Seigerung
Seigerungen (veraltet auch Saigerungen, zu seigern‚ reinigen, abtrennen‘, verwandt mit seihen; es seigert trennt sich vom übrigen Schmelzgut) sind Entmischungen einer Schmelze bei der Metallherstellung, die unmittelbar zu einer örtlichen Zu- oder auch Abnahme von bestimmten Elementen innerhalb des Mischkristalls führen. Sie entstehen beim Übergang der Schmelze in den festen Zustand. Dabei spielen die unterschiedliche Löslichkeit der Legierungselemente in flüssiger und fester Phase und unter anderem die unterschiedliche Dichte der Legierungselemente eine Rolle.

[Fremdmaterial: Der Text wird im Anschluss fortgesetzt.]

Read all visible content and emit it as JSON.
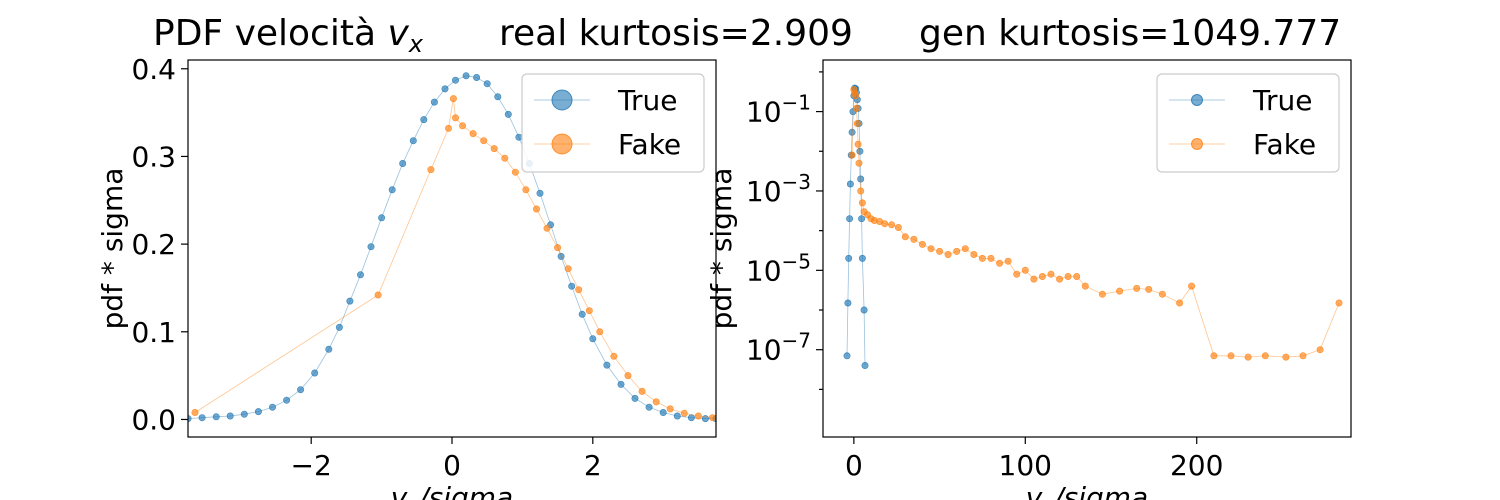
{
  "figure": {
    "title_prefix": "PDF velocità ",
    "title_var": "v",
    "title_sub": "x",
    "title_real": "real kurtosis=2.909",
    "title_gen": "gen kurtosis=1049.777"
  },
  "colors": {
    "true": "#1f77b4",
    "fake": "#ff7f0e"
  },
  "chart_data": [
    {
      "type": "line",
      "id": "linear",
      "ylabel": "pdf * sigma",
      "xlabel_var": "v",
      "xlabel_sub": "x",
      "xlabel_rest": "/sigma",
      "xlim": [
        -3.75,
        3.75
      ],
      "ylim": [
        -0.02,
        0.41
      ],
      "yscale": "linear",
      "xticks": [
        -2,
        0,
        2
      ],
      "xtick_labels": [
        "−2",
        "0",
        "2"
      ],
      "yticks": [
        0.0,
        0.1,
        0.2,
        0.3,
        0.4
      ],
      "ytick_labels": [
        "0.0",
        "0.1",
        "0.2",
        "0.3",
        "0.4"
      ],
      "legend": {
        "placement": "upper right",
        "entries": [
          "True",
          "Fake"
        ]
      },
      "series": [
        {
          "name": "True",
          "x": [
            -3.75,
            -3.55,
            -3.35,
            -3.15,
            -2.95,
            -2.75,
            -2.55,
            -2.35,
            -2.15,
            -1.95,
            -1.75,
            -1.6,
            -1.45,
            -1.3,
            -1.15,
            -1.0,
            -0.85,
            -0.7,
            -0.55,
            -0.4,
            -0.25,
            -0.1,
            0.05,
            0.2,
            0.35,
            0.5,
            0.65,
            0.8,
            0.95,
            1.1,
            1.25,
            1.4,
            1.55,
            1.7,
            1.85,
            2.0,
            2.2,
            2.4,
            2.6,
            2.8,
            3.0,
            3.2,
            3.4,
            3.6,
            3.75
          ],
          "y": [
            0.001,
            0.002,
            0.003,
            0.004,
            0.006,
            0.009,
            0.014,
            0.022,
            0.034,
            0.053,
            0.08,
            0.105,
            0.135,
            0.165,
            0.197,
            0.23,
            0.262,
            0.292,
            0.318,
            0.342,
            0.362,
            0.377,
            0.387,
            0.392,
            0.39,
            0.383,
            0.368,
            0.348,
            0.322,
            0.292,
            0.258,
            0.222,
            0.186,
            0.152,
            0.12,
            0.092,
            0.062,
            0.04,
            0.024,
            0.014,
            0.008,
            0.004,
            0.002,
            0.001,
            0.001
          ]
        },
        {
          "name": "Fake",
          "x": [
            -3.65,
            -1.05,
            -0.3,
            -0.05,
            0.02,
            0.05,
            0.15,
            0.3,
            0.45,
            0.6,
            0.75,
            0.9,
            1.05,
            1.2,
            1.35,
            1.5,
            1.65,
            1.8,
            1.95,
            2.1,
            2.3,
            2.5,
            2.7,
            2.9,
            3.1,
            3.3,
            3.5,
            3.7
          ],
          "y": [
            0.008,
            0.142,
            0.285,
            0.332,
            0.366,
            0.344,
            0.335,
            0.326,
            0.318,
            0.309,
            0.298,
            0.282,
            0.262,
            0.24,
            0.218,
            0.196,
            0.172,
            0.148,
            0.124,
            0.1,
            0.072,
            0.05,
            0.032,
            0.02,
            0.012,
            0.007,
            0.004,
            0.002
          ]
        }
      ]
    },
    {
      "type": "line",
      "id": "log",
      "ylabel": "pdf * sigma",
      "xlabel_var": "v",
      "xlabel_sub": "x",
      "xlabel_rest": "/sigma",
      "xlim": [
        -18,
        290
      ],
      "ylim_log10": [
        -9.2,
        0.3
      ],
      "yscale": "log",
      "xticks": [
        0,
        100,
        200
      ],
      "xtick_labels": [
        "0",
        "100",
        "200"
      ],
      "yticks_exp": [
        -1,
        -3,
        -5,
        -7
      ],
      "ytick_base": "10",
      "ytick_exps": [
        "−1",
        "−3",
        "−5",
        "−7"
      ],
      "legend": {
        "placement": "upper right",
        "entries": [
          "True",
          "Fake"
        ]
      },
      "series": [
        {
          "name": "True",
          "x": [
            -4,
            -3.5,
            -3,
            -2.5,
            -2,
            -1.5,
            -1,
            -0.5,
            0,
            0.5,
            1,
            1.5,
            2,
            2.5,
            3,
            3.5,
            4,
            4.5,
            5,
            6,
            6.5
          ],
          "y": [
            7e-08,
            1.5e-06,
            2e-05,
            0.0002,
            0.0015,
            0.008,
            0.03,
            0.1,
            0.25,
            0.39,
            0.38,
            0.3,
            0.2,
            0.12,
            0.05,
            0.01,
            0.002,
            0.0002,
            2e-05,
            1e-06,
            4e-08
          ]
        },
        {
          "name": "Fake",
          "x": [
            -1,
            0,
            0.5,
            1,
            1.5,
            2,
            2.5,
            3,
            4,
            5,
            6,
            8,
            10,
            12,
            15,
            18,
            22,
            26,
            30,
            35,
            40,
            45,
            50,
            55,
            60,
            65,
            70,
            75,
            80,
            85,
            90,
            95,
            100,
            105,
            110,
            115,
            120,
            125,
            130,
            135,
            145,
            155,
            165,
            172,
            180,
            190,
            197,
            210,
            220,
            230,
            240,
            252,
            262,
            272,
            283
          ],
          "y": [
            0.008,
            0.36,
            0.3,
            0.25,
            0.12,
            0.05,
            0.015,
            0.005,
            0.001,
            0.0005,
            0.0003,
            0.00025,
            0.0002,
            0.00018,
            0.00017,
            0.00015,
            0.00014,
            0.00012,
            7e-05,
            6e-05,
            4.5e-05,
            3.5e-05,
            3e-05,
            2.5e-05,
            3e-05,
            3.5e-05,
            2.5e-05,
            2e-05,
            2e-05,
            1.5e-05,
            1.7e-05,
            8e-06,
            1e-05,
            6e-06,
            7e-06,
            8e-06,
            6e-06,
            7e-06,
            7e-06,
            4e-06,
            2.5e-06,
            3e-06,
            3.5e-06,
            3.3e-06,
            2.5e-06,
            1.5e-06,
            4e-06,
            7e-08,
            7e-08,
            6.5e-08,
            7e-08,
            6.5e-08,
            7e-08,
            1e-07,
            1.5e-06
          ]
        }
      ]
    }
  ]
}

Durch Seigerungen ergeben sich unterschiedliche Werkstoffeigenschaften innerhalb eines Gussstückes.
Man unterscheidet Mikroseigerung (auf Kristallebene) und Makroseigerung in der Größenordnung des Gussstücks.
Das Seiger- oder veraltet Saigerverfahren ist ein seit dem Mittelalter existierendes Verhüttungsverfahren mit Metallanreicherung nach dieser Methode.
Mikroseigerungen
Durch Konzentrationsunterschiede bei der Bildung von Mischkristallen kommt es zur Entstehung von Mikro- oder Kristallseigerungen. Dieser Konzentrationsunterschied wird bei sehr langsamer Erstarrung durch Diffusionsvorgänge wieder ausgeglichen. Bei der technischen Erstarrung, d. h. bei der nicht gleichgewichtsnahen Erstarrung, ist der Konzentrationsausgleich durch Diffusion auf Grund der zu schnellen Abkühlung nicht möglich. Diese Kristallseigerungen sind die einzigen, die durch ein Homogenisierungsglühen wieder aufgelöst werden können.[1]
Makroseigerungen
Blockseigerung
Als Blockseigerung werden Entmischungen im gesamten Gussstück bezeichnet. Es handelt sich dabei um den gleichen Vorgang wie bei der Kristallseigerung, jedoch im größeren Maßstab bei der Erstarrung eines Gussblockes. Da die Löslichkeit von Verunreinigungen im Festkörper geringer ist als in der Schmelze, sammeln sie sich in der Restschmelze. Weil die Schmelze von außen nach innen erstarrt, ist die als letztes erstarrende Gussstückmitte somit übersättigt mit den typischen Begleitelementen Kohlenstoff, Phosphor, Schwefel.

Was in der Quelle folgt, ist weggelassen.